The intentions were good. At the presentation of the coalition agreement, it was said the negotiations with such different perspectives and schools of thought had been “enriching”, and that “opposites can complement each other.”
The tone got rougher, the crises multiplied. The promise to uphold confidentiality and to go public only with solutions to problems, not the bickering that went before, did not last 100 days.
However, no government had ever faced such massive challenges before. The Covid-19 pandemic dragged on, Russia invaded Ukraine, gas and oil supplies failed, and Germany slipped into an energy crisis.
The first deep rift in the coalition came when finance minister Lindner came forward in the media with the idea of granting drivers a discount on petrol and diesel to offset skyrocketing prices. The Green Party was caught off-guard, reacted with anger to these proposals, and made this clear in public.
From then on, the tone changed, and became increasingly harsh. Whether it was new legislation to switch heating systems in houses from fossil fuels to renewables, or the new citizen’s income, upholding the debt brake, modifying immigration laws – rivalries broke out over everything. Voters punished this with falling approval ratings, and the coalition became the most unpopular government in the history of the Federal Republic of Germany.
The draft budget for 2025 was submitted to the lower house of parliament, the Bundestag, with a gap of around €12 billion.
Then, regional elections were held in eastern Germany in September 2024. The results were a disaster. Never before had parties which govern at the federal level performed so poorly at the state level as the SPD, Greens and FDP in Thuringia and Saxony. The FDP failed to even make it into any of the state parliaments.
No compromise
After those elections, FDP leader Lindner issued an ultimatum, and called for an “autumn of decisions.” He insisted that even controversial legislative projects had to be brought forward quickly. The mood became catastrophic. SPD co-leader Saskia Esken accused FDP politicians of being deliberately provocative because they were “desperately” trying to make a name for themselves. She derided Lindner personally: “This juggling with dates and ultimatums is an expression of a gambler’s nature”.
In October, Lindner went one better, and formulated a list of demands in which he practically denounced the coalition’s entire economic and financial policy.
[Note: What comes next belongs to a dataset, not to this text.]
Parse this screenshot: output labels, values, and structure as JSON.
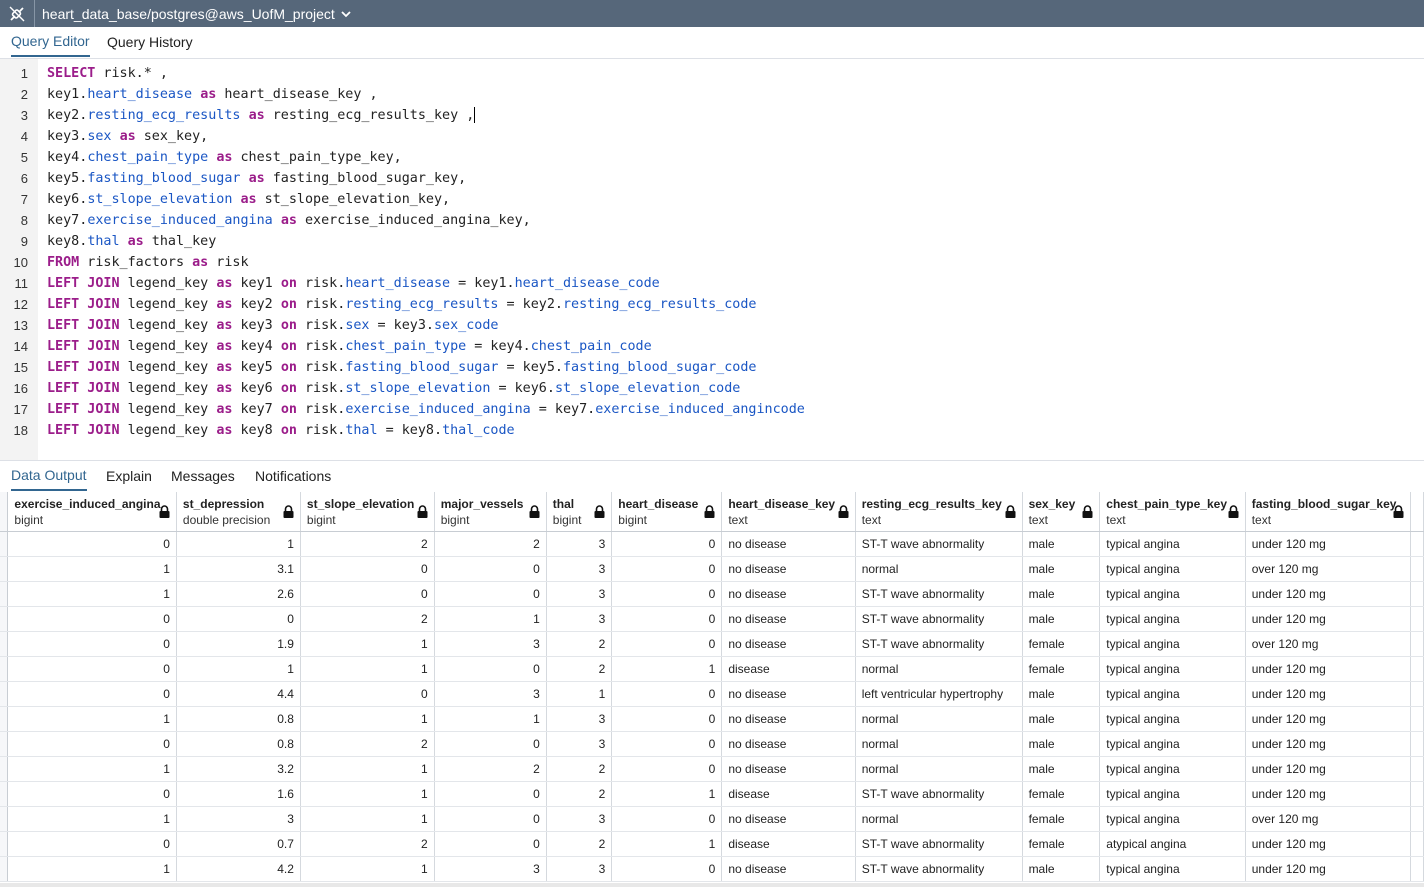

The SPD and Greens spoke of a provocation, and already suspected at this point that Lindner was trying to get the Chancellor to dismiss him.
In January, the Chancellor wants to put the so-called vote of confidence to the Bundestag, and allow a decision on an early election. The Bundestag is to vote on this on 15 January.
The election could then take place by the end of March at the latest, in compliance with the deadlines set out in the Basic Law. The regular Bundestag election had been scheduled for September 2025.